What Randy Newman Can Teach You About Love


I’m getting settled in. My fiancé and I moved into our new place a few months ago. We’ve finally figured out all the light switches. Sometimes I run the garbage disposal just for fun because it’s been almost ten years since I’ve lived anywhere that’s had one. I see my fiancé off to work every morning with a groggy kiss that lingers a little longer than necessary. In the evenings we trade off cooking duties (though, in all fairness to him, he does more than his share of the cooking) making one of a handful of regulars: veggie stir-fry, chicken tacos, lentil and barley soup and, when we’re in the mood, pancakes. Some nights we get lazy and order from one of the many Mediterranean or Mexican joints that speckle our new neighborhood. After dinner, he spends a little time on his computer while, a few feet away, I catch the tail end of a daylong Law & Order marathon on TV. After ADA Alex Cabot has put her last perp behind bars for the day, we each pick up a guitar or a bass or a banjo (we’re both musicians) and play together until we get tired and go upstairs to watch cartoons on my laptop in bed until we fall asleep.

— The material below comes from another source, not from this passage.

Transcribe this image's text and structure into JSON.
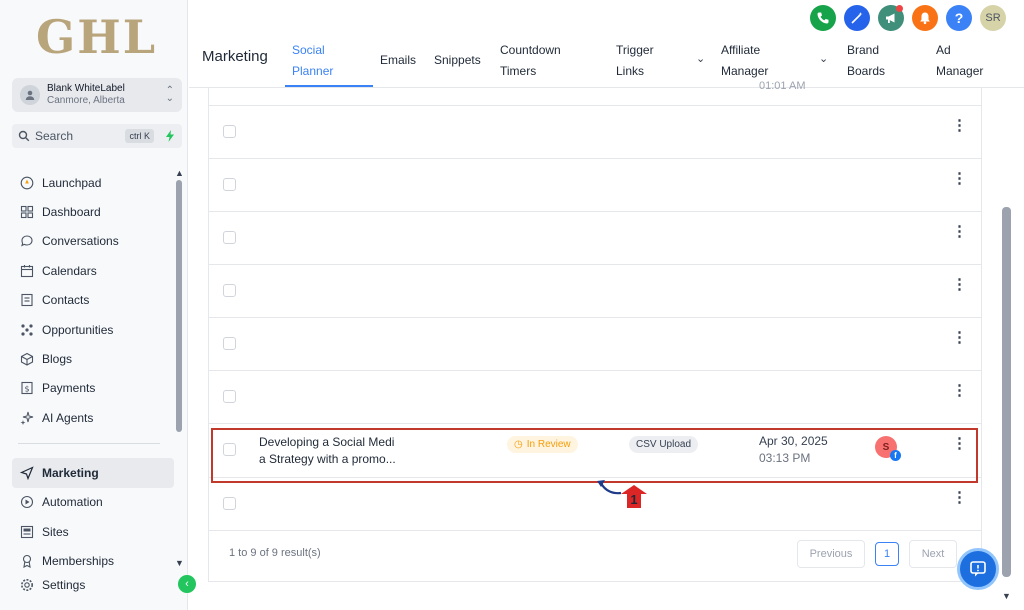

We have a quiet life together built around habits and routines. We buy the same things at the grocery store every week. We revisit at least one of our old favorites every time we play music together. Law & Order is a bigger part of my impending marriage than I like to admit, but let’s be real: SVU is amazing. I had recently been feeling a little dismayed thinking about how predictable the days have become; how this is just the beginning and how we’ll spend the rest of our lives eating veggie stir-fry and performing authorless folk songs in the basement. I’ve never been fond of routine. I’ve always craved variety, movement and calculated risk. Everything was beginning to feel like it was clicking into place, like a bone set to re-grow tissue, forming a firmer shield against any future breaks. Am I living the rest of my life right now? I never thought I’d be engaged this early, I never thought I’d have a house to think about, wedding venues to vet, all in my mid-20’s. What did I get myself into?

Most people my age think of Randy Newman as the guy who wrote that song for Toy Story. He is that, but he also has a career stretching back to the late 1960’s. I’ve recently been on a Randy Newman binge (my gateway drug being Harry Nilsson), listening, in particular, to the albums he released between 1968 and 1972. Newman’s debut, self-titled album begins with the song “Love Story.”

[youtube http://www.youtube.com/watch?v=siZ5ihqLmTk&w=584&h=390]

“Love Story” tells a very simple narrative of a marriage from the proposal to the couple’s death by old age in a Florida retirement home. There is no swooning; there are no grand gestures. The song is a testament to mundane love. The kind where your husband takes you dancing some nights if he’s not tired from work. Where romance entails watching the late show together by the fire. Where “I like you” is the penultimate step to “We’ll get a preacher.”

I played “Love Story” last night while my fiancé was making dinner (we had pancakes). As I’m wont to yammer on about music like the nerd that I am, I explained to him that the couple in “Love Story” have a remarkably unadorned romance, living a plain and comfortable life together without fanfare or dramatics before they’re relegated to a retirement home to play checkers until they die together. He said, absentmindedly staring at a pancake ready to flip, “That sounds like real love to me.” And I think he was right. There’s a difference between romance and love, though they’re connected. Romance leaves you clinging to one, shimmering thread. Love holds you secure in its unvarnished cradle making decades of veggie stir-fry and Law & Order marathons into beautiful and happy reminders that that guy over your right shoulder teaching himself claw hammer banjo at a grating volume is the most wonderful thing you’ve ever seen.

It would be naïve to think that a three-minute pop song is the panacea for my transient restlessness and need for excitement, but “Love Story” is a useful reminder that my restlessness is transient. If we’re lucky, my dude will be flipping dinner pancakes for me while I expatiate on some obscure scrap of music for decades to come. He’s just as surefooted and unworried about the future as the narrator in “Love Story.” So I guess I’m pretty fortunate. I’ve got a garbage disposal, I’ve got Randy Newman and I’ve got some boring old love.